Once you actually meet and fall in in love, you'll probably hold illusions about your lover’s appeal. Our mates look better to us than to others—an effect that researchers call the “love is blind” bias.

One theory about why we think our darlings are better-looking than we are: the illusion may make you more likely to put effort and energy into the relationship. And if your beloved feels the same way, you'll both be working hard, with the best chances of success.

There is some evidence that extraverted people are even more prone to this illusion and that it's linked to a greater chance of a committed, passionate, intimate, satisfying relationship.

This particular romantic illusion persists even after many years--for example, in a study of 93 heterosexual Dutch couples that had been together, on average, fourteen years. The people in the study tended to rate themselves a bit less attractive than their partner did.

“People are often more self-critical about their appearance than they need to be, at least when it comes to their partner,” report researchers Pieternel Barelds-Dijkstra and Dick Barelds at the University of Groningen, in The Netherlands.

We also inaccurately presume what our partners will find attractive.
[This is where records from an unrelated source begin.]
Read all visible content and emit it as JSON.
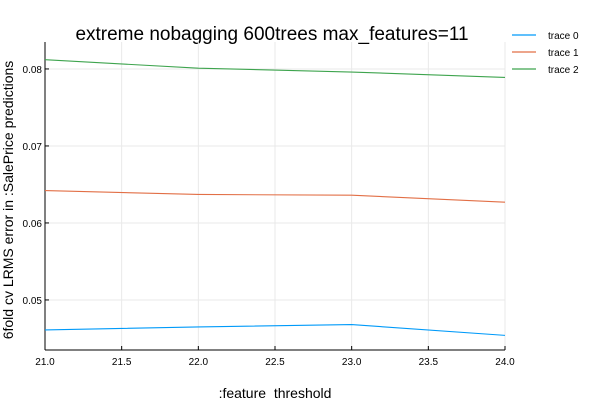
{
  "chart_data": {
    "type": "line",
    "title": "extreme nobagging 600trees max_features=11",
    "xlabel": ":feature_threshold",
    "ylabel": "6fold cv LRMS error in :SalePrice predictions",
    "xlim": [
      21.0,
      24.0
    ],
    "ylim": [
      0.0435,
      0.0835
    ],
    "x_ticks": [
      "21.0",
      "21.5",
      "22.0",
      "22.5",
      "23.0",
      "23.5",
      "24.0"
    ],
    "y_ticks": [
      "0.05",
      "0.06",
      "0.07",
      "0.08"
    ],
    "x": [
      21.0,
      22.0,
      23.0,
      24.0
    ],
    "series": [
      {
        "name": "trace 0",
        "color": "#009AF9",
        "values": [
          0.0461,
          0.0465,
          0.0468,
          0.0454
        ]
      },
      {
        "name": "trace 1",
        "color": "#E26F46",
        "values": [
          0.0642,
          0.0637,
          0.0636,
          0.0627
        ]
      },
      {
        "name": "trace 2",
        "color": "#3EA44E",
        "values": [
          0.0812,
          0.0801,
          0.0796,
          0.0789
        ]
      }
    ],
    "grid": true,
    "legend_position": "top-right"
  }
}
Studies have shown that both women and men tend to overestimate the importance of sex characteristics to potential opposite-sex mates. Women typically assume that men prefer a female shape that is thinner and bustier than they actually do, while men wrongly assume that women prefer heavier, more muscular and larger-chested men.

If your partner is in love, and thinks you're gorgeous, why tell him that he's wrong? You can both enjoy his rose-colored glasses.